You will be using the Real Estate data set that you used for last weeks descriptive statistics assignment.

You will be using the Real Estate data set to build a model to predict what a house should sell for. This model will be used by a real estate agency to help their clients understand what their house should sell for so they can make an educated decision about listing price. Secondarily, the model will be used by a home contractor. S/he would like to be able to tell clients the selling value of adding an additional bathroom.

Part 1 of the project involves the first three steps in the data mining process: sample, explore and modify. You will be preparing the data for model building, which will be done in Part 2 of the project.

-You will need to make decisions regarding data that is in text form, missing data, potentially incorrect data, the inclusion of potential outliers, binning strategy and variable transformation. Please make sure your decisions are justified. Note that the specific requirements and relative weights are outlined in the rubric.

What is my first step?

You can't have text in the Excel file. The first step should be decided which columns you want to delete (like Chester because all of the homes are in Chester County). YOU NEED A GOOD REASON FOR DELETING DATA.
Next, you have to decide how to code the text data. Is it continuous or categorical? If it is categorical, are you coding it as binary, nominal or ordinal?

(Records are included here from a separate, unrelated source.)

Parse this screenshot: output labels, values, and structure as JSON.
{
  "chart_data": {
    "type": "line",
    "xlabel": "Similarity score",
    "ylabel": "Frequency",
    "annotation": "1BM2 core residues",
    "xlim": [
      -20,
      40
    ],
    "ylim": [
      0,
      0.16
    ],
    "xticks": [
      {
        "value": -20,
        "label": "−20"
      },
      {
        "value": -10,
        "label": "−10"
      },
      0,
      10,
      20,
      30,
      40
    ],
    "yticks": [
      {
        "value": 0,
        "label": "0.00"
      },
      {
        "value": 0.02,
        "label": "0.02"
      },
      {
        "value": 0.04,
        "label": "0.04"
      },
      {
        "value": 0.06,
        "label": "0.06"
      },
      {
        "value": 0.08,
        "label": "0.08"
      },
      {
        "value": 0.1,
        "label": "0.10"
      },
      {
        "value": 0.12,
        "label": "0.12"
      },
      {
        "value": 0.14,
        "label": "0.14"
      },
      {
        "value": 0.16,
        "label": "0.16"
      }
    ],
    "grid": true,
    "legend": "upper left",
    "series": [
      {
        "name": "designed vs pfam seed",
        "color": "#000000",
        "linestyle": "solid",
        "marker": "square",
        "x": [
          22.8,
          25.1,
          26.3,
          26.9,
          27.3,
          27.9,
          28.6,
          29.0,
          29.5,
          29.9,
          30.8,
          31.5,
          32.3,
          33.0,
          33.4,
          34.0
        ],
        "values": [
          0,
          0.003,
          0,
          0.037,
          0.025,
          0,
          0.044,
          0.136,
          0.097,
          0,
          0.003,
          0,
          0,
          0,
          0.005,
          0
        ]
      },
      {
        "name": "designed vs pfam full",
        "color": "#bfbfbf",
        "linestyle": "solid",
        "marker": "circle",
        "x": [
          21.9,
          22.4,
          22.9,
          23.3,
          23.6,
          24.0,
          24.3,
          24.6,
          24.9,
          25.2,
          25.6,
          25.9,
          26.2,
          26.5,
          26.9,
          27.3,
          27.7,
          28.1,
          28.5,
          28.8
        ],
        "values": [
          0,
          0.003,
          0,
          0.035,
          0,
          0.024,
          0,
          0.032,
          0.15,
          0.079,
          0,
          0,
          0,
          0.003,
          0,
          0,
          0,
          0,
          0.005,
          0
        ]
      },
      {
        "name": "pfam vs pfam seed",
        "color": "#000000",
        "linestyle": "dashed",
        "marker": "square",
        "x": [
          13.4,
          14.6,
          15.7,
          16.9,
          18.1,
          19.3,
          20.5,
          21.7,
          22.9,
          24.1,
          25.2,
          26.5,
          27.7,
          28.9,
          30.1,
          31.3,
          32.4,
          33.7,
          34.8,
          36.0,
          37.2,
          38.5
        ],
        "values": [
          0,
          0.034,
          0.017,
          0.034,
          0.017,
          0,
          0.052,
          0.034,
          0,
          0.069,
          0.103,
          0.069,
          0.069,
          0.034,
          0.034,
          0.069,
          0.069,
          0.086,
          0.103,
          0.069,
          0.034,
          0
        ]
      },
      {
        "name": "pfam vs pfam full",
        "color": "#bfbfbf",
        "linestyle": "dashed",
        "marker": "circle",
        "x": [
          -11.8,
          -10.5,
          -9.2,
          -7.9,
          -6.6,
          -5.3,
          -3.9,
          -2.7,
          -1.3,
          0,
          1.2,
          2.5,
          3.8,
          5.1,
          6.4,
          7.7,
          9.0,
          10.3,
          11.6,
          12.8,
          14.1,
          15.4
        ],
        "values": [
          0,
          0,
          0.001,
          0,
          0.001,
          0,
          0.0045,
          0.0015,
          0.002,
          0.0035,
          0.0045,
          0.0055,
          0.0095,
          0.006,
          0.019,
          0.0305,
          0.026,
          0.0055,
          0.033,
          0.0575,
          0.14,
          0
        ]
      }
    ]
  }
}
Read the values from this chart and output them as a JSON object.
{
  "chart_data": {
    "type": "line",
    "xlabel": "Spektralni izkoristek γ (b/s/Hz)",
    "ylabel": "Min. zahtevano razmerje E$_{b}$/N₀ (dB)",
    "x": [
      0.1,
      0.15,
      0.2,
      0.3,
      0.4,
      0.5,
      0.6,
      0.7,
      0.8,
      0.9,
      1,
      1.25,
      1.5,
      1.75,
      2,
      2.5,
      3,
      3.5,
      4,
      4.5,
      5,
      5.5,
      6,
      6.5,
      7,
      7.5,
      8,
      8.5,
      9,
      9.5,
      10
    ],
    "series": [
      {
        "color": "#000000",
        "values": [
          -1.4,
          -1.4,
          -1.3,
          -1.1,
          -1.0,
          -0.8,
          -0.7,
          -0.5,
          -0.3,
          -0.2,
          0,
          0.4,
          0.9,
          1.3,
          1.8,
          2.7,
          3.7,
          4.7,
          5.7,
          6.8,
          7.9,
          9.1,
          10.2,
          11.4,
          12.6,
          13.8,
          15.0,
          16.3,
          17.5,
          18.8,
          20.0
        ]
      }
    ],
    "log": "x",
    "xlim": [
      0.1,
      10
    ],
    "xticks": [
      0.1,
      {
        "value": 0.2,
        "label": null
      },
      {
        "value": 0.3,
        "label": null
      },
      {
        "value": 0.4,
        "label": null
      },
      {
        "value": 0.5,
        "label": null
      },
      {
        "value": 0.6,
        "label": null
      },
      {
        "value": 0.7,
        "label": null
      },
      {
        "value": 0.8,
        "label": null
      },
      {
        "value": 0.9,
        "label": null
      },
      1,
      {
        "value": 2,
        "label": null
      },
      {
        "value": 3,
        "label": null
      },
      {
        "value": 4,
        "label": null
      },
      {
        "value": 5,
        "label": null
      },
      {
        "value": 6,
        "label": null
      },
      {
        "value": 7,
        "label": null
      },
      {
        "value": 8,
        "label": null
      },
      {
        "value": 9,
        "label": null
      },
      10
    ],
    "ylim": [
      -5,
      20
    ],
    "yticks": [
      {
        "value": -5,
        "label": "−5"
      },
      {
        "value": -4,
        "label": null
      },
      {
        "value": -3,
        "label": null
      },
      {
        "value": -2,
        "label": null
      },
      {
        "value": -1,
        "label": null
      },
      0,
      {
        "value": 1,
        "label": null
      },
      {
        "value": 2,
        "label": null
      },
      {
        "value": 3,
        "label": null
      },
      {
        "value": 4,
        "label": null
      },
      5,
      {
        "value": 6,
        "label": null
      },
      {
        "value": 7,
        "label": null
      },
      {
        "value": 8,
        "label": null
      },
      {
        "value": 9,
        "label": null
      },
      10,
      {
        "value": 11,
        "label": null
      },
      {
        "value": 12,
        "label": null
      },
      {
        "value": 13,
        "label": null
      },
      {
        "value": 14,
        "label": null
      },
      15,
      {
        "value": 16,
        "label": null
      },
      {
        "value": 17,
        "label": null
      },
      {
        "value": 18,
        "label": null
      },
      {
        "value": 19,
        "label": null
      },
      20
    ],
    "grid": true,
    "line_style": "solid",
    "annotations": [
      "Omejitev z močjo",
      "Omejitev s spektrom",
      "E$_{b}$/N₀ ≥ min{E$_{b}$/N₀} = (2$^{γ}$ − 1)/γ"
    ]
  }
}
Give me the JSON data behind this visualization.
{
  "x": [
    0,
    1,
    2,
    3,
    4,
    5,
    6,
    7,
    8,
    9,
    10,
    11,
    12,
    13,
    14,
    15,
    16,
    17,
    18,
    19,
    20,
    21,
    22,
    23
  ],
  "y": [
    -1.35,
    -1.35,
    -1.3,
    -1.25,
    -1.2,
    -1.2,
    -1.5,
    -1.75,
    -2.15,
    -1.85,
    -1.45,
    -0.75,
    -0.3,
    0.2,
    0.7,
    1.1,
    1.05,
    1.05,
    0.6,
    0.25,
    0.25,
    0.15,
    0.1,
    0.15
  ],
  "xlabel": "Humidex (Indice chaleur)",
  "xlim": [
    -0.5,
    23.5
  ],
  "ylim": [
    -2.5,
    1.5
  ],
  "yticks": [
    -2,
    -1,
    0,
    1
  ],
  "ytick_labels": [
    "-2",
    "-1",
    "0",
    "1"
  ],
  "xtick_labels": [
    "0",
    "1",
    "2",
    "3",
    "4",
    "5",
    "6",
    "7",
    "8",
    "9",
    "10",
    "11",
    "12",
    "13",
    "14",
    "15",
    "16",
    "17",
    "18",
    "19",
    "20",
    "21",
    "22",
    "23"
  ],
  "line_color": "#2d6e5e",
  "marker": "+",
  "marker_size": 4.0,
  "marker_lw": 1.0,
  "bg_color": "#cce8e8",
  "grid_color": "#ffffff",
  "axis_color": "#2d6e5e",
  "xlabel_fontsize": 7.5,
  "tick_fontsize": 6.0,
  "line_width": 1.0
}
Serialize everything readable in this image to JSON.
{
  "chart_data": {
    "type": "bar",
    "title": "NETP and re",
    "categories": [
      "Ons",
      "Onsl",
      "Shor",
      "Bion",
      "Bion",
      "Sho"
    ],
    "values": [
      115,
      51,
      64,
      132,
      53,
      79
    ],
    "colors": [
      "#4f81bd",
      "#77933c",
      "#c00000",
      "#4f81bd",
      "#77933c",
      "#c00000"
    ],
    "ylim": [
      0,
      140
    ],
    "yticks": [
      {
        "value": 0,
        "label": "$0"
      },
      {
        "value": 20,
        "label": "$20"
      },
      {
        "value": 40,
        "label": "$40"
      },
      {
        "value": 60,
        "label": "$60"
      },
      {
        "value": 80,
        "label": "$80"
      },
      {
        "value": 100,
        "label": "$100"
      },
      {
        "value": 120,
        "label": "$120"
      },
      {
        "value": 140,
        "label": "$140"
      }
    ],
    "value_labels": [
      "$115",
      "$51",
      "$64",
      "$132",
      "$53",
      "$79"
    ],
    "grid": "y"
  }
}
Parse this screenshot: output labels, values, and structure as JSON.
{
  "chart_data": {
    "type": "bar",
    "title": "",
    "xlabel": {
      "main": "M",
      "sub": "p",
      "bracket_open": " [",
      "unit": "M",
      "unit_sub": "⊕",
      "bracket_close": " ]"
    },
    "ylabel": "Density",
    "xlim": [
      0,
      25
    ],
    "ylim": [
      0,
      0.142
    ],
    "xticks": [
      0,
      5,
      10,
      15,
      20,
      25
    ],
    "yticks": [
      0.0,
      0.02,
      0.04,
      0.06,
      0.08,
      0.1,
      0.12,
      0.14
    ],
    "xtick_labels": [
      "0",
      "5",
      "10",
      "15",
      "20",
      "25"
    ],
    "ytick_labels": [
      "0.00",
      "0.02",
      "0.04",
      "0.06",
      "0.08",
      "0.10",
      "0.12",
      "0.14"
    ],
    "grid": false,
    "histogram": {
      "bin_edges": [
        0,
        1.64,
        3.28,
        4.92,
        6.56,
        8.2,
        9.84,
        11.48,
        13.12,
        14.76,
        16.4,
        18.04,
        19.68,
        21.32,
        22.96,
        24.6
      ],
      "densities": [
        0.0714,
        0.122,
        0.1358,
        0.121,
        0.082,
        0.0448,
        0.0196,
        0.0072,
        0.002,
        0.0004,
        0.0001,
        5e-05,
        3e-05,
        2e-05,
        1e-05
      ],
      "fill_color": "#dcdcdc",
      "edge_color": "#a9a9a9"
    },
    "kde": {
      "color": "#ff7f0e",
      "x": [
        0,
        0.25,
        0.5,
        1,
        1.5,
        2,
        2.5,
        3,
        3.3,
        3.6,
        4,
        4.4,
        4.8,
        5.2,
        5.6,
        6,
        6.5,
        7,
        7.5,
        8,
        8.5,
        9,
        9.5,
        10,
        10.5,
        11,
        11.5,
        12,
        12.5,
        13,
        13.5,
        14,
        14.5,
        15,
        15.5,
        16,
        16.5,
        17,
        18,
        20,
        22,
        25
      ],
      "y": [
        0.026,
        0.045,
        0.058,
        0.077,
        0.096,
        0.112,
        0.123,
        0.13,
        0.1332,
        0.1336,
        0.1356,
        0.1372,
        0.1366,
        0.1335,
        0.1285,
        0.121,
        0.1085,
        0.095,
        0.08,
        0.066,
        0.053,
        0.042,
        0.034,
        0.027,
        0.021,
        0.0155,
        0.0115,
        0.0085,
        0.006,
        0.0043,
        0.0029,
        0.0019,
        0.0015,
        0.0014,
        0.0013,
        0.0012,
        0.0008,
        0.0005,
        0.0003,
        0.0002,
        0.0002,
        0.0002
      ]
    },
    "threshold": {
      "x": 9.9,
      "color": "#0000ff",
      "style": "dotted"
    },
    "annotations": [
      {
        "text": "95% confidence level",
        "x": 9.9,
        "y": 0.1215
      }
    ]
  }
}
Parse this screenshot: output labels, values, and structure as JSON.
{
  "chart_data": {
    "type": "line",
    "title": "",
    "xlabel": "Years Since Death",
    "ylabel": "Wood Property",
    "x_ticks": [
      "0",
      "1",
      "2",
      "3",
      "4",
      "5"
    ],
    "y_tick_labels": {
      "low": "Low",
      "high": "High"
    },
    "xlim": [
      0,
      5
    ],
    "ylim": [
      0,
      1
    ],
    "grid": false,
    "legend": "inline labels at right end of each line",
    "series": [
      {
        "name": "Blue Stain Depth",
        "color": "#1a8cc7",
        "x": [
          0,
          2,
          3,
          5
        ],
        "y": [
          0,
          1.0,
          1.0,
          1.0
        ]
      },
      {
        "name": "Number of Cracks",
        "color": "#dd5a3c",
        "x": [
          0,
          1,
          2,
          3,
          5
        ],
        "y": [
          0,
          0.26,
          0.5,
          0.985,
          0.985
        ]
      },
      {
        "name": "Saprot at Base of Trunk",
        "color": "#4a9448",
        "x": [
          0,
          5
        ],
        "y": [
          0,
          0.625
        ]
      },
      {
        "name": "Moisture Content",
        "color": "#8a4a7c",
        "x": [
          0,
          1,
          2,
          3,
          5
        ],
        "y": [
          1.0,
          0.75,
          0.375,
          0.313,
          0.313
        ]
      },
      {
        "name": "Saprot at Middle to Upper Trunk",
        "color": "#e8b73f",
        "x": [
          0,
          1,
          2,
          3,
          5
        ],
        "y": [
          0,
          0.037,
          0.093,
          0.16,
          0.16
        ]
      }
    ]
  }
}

You can get creative! There are different styles for homes. There is not "order" to traditional, colonial, farmhouse, etc. so you can NOT code it 1, 2, 3. Coding is as nominal would mean adding LOTS of new columns. Which style is most prevalent - colonial, I think? You could code it as binary with 1=colonial and 0=all other styles
Keep as much data as you can but don't make yourself nuts!

What comes after coding all of the text data? Now you have to deal with missing values. Sometimes 0 was filled in when the information wasn't known. I can promise that square foot and taxes are not 0!

What should I bin? How should I do it?

Binning is taking a continuous variable (like age or acres or square foot) and turning it into a categorical - ordinal variable (1=0-15, 2=16-30, 3=31-45, etc.)
How would I do that? I would probably add a column and then use Filters to do the coding. Sorting the data would be another way. But you are adding a NEW column that will have the ordinal 1, 2, 3, etc. value.

What are we turning in for Data Mining - Part 1?

You are turning in a Word (or PDF) file that will contain you discussions and any relevant Excel output (descriptive statistics, frequencies and correlation) in labeled, professional tables. I do NOT need the raw data in the Word doc.
You are asked to post the Excel file but I will only be looking at it if there is a problem. Anything you want me to grade should be in the Word doc.
Please turn in a printed copy of the Word doc. It is easier for me to give feedback in that form.